Da remoto si è collegato invece l’Assessore all’Agricoltura della Campania Nicola Caputo, che dopo essersi complimentato con Montano per il suo interesse sul tema, ha confermato che la Regione vuole essere un punto di riferimento per lo sviluppo delle nuove tecnologie in agricoltura, con l’obiettivo di stimolare le produzioni agroalimentari sostenibili, adeguarsi ai cambiamenti climatici e ridurre l’impatto ambientale. “C’è la necessità di cambiare approccio verso l’ambiente andando verso pratiche agroambientali e posso dire che la Campania sta investendo tanto proprio su questo”.

Le radici

Molto atteso l’intervento di Sara Roversi, Presidente Future Food Institute, che ha parlato di agricoltura rigenerativa come prossima frontiera, così come anche tutto ciò che ha a che fare con il benessere animale, la sostenibilità, il rispetto dei parametri ESG, il Climate Tech. “Oggi la dimensione agricola conta tanto.

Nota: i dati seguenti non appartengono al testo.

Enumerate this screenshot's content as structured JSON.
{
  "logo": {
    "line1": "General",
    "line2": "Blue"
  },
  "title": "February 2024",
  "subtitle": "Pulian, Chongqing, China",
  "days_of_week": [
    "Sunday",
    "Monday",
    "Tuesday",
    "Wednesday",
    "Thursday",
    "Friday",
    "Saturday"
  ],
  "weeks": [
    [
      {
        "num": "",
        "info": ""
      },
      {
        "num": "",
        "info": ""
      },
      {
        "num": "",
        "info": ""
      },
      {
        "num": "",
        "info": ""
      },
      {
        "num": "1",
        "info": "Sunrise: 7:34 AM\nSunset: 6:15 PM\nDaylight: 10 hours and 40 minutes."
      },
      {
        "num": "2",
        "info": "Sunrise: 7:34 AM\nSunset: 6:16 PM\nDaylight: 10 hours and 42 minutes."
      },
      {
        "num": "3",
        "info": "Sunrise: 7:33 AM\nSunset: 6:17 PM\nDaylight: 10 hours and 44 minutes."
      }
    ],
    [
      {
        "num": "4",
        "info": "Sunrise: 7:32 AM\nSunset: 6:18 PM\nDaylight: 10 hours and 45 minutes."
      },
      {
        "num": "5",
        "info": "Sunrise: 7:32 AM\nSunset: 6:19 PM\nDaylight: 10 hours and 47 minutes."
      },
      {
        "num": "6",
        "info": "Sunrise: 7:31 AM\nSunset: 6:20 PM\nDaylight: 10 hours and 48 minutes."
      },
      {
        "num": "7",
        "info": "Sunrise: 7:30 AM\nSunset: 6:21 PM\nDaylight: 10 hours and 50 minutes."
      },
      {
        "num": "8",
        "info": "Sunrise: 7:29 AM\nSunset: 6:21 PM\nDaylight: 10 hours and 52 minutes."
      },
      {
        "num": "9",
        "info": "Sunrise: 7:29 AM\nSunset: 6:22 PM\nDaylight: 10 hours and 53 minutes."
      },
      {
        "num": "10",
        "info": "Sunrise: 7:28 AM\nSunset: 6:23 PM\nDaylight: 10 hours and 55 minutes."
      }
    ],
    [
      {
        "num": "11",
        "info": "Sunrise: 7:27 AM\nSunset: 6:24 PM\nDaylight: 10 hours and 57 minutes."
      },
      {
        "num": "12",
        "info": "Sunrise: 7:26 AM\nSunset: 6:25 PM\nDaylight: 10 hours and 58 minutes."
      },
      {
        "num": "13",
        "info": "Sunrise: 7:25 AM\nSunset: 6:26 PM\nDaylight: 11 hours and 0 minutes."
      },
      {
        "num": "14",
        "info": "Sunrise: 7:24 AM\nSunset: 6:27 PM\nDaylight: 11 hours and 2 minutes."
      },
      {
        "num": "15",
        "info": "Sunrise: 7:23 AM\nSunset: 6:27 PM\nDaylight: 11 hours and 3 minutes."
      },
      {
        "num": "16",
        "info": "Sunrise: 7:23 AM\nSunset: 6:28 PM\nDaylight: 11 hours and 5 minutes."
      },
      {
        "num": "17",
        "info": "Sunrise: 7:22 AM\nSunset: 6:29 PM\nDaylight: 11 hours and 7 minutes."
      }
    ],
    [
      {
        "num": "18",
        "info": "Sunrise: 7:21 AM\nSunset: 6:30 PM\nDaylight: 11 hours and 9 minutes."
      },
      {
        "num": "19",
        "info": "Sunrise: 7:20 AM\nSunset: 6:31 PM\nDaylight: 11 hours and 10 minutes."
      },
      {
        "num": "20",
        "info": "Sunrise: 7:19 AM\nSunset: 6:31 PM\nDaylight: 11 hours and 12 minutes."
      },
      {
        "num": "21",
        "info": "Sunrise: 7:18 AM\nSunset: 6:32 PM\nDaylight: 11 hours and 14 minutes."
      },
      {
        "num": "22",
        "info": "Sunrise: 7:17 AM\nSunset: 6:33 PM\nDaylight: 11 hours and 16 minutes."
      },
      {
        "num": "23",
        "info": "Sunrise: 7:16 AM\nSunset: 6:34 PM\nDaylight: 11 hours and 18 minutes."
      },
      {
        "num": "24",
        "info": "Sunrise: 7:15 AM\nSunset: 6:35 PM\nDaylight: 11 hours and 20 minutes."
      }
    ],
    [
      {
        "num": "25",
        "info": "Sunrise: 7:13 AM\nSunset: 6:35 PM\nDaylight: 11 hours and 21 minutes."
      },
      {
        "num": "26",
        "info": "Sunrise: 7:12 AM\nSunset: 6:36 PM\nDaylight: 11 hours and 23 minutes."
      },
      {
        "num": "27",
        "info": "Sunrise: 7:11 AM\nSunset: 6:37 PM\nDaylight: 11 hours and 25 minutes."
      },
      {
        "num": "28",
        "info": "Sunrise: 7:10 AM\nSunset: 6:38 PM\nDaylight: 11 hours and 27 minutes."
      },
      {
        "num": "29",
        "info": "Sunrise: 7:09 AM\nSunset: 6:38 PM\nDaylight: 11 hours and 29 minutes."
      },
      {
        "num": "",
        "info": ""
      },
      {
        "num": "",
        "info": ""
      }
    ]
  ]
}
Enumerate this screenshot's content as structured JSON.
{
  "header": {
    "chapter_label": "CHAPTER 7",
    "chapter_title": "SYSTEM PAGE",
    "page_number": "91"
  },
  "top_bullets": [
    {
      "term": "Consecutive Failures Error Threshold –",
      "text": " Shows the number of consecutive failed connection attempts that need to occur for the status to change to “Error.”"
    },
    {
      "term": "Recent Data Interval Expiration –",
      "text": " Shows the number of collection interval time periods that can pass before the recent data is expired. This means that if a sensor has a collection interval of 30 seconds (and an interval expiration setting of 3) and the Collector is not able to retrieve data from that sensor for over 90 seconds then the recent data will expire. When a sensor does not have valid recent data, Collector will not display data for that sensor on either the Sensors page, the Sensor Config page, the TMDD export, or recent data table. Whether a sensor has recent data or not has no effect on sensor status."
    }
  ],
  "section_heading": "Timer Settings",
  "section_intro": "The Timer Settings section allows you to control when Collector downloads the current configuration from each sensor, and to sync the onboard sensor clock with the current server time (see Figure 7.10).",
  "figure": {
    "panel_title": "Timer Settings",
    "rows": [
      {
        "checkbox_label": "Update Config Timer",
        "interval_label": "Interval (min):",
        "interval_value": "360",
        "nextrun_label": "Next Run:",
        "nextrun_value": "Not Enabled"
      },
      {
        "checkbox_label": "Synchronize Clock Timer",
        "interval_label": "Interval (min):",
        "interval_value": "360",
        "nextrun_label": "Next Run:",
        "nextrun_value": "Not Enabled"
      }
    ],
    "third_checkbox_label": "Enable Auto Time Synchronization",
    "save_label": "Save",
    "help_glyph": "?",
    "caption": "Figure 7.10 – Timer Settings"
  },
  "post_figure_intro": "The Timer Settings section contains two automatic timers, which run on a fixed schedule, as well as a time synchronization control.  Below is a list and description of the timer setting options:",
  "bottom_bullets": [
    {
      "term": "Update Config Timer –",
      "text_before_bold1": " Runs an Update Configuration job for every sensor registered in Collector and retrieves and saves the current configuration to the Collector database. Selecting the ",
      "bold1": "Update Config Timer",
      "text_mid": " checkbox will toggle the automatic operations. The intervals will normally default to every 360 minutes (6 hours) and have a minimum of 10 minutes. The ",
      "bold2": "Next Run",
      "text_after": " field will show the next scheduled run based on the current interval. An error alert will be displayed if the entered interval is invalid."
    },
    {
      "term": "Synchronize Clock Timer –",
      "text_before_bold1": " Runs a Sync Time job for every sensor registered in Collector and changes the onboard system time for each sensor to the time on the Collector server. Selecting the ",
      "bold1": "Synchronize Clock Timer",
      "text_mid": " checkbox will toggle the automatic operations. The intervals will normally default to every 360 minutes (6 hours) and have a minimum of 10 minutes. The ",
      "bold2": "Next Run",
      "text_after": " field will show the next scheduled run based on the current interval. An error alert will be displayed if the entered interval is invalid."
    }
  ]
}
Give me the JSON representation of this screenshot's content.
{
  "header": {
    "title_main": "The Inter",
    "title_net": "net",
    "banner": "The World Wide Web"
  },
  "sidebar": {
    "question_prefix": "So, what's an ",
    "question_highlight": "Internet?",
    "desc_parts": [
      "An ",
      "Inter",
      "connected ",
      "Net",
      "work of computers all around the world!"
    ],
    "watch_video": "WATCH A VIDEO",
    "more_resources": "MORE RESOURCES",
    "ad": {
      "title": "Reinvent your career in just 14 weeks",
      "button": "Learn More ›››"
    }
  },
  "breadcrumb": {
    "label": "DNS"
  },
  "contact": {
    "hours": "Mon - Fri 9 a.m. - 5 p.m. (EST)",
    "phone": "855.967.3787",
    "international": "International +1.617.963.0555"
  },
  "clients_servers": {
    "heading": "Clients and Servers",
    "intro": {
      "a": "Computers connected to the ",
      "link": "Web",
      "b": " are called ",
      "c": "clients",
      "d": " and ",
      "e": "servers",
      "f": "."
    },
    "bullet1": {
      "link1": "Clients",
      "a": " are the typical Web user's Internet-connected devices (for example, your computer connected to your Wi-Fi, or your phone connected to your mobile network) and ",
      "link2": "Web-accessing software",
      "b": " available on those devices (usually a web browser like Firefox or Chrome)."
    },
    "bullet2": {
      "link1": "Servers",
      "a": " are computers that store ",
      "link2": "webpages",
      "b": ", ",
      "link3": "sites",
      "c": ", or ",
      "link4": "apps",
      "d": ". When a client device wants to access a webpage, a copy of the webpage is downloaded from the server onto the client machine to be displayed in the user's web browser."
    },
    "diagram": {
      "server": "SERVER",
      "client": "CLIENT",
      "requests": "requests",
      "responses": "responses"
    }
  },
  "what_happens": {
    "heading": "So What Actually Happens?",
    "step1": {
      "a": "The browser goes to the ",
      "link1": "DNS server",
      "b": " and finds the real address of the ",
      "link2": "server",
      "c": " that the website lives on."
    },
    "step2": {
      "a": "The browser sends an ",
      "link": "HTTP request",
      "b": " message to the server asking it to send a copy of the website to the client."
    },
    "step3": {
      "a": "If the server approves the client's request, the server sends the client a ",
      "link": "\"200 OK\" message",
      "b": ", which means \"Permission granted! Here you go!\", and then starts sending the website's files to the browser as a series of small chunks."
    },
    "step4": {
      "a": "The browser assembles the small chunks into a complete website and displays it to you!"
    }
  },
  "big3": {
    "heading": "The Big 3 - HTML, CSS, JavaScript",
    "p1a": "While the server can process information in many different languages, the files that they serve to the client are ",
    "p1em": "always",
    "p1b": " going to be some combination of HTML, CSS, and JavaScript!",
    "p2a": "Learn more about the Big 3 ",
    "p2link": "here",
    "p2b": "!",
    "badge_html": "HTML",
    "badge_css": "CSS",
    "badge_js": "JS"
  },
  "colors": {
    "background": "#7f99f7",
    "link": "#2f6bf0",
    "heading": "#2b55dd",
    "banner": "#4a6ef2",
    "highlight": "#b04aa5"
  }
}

Basti pensare a quante terre incolte ancora abbiamo in Italia: contiamo una grande quantità di risorse dormienti che grazie, spesso, al contributo dei più giovani trovano una nuova vita e si prestano a nuove opportunità”. Ma il pericolo è che i giovani decidano di andare via da propri territori perché magari non sono a conoscenza della potenzialità del territorio: “Per costruire un mondo migliore bisogna partire dalle radici, bisogna tornare alla formazione”. Dal punto di vista alimentare, Roversi ha parlato di una grande problematica se, per esempio, nel Cilento ci sono sì tanti centenari, ma anche troppi bambini obesi e tantissima dispersione scolastica: “C’è qualcosa che non quadra, come non penso sia possibile che i bambini continuino a mangiare merendine preconfezionate e non possano godere di prodotti biologici del suo stesso territorio per questioni di appalti, per esempio”.

Giovani da ascoltare

La chiusura della due giorni è stata affidata a Claudio Gubitosi, Presidente del Giffoni Film Festival, da sempre al fianco dei giovani. Un esempio, lui, di come donarsi completamente al proprio paese, un piccolo borgo come quello salernitano. “Ho iniziato 54 anni fa la mia avventura, con incoscienza, facendo diventare questo Festival tra i più conosciuti al mondo con una grande ricaduta economica sul territorio. Ma oggi sono preoccupato perché oggi nei piccoli paesi vedo sempre meno giovani. Un peccato, perché la nostra gioventù è straordinaria e sta soffrendo, bisogna ascoltarli. Ma purtroppo noto che spesso le decisioni vengono prese esclusivamente da persone adulte, escludendo i ragazzi da tutto. Al mio festival i giovani sono i proprietari, noi dobbiamo essere servitori della gioventù”.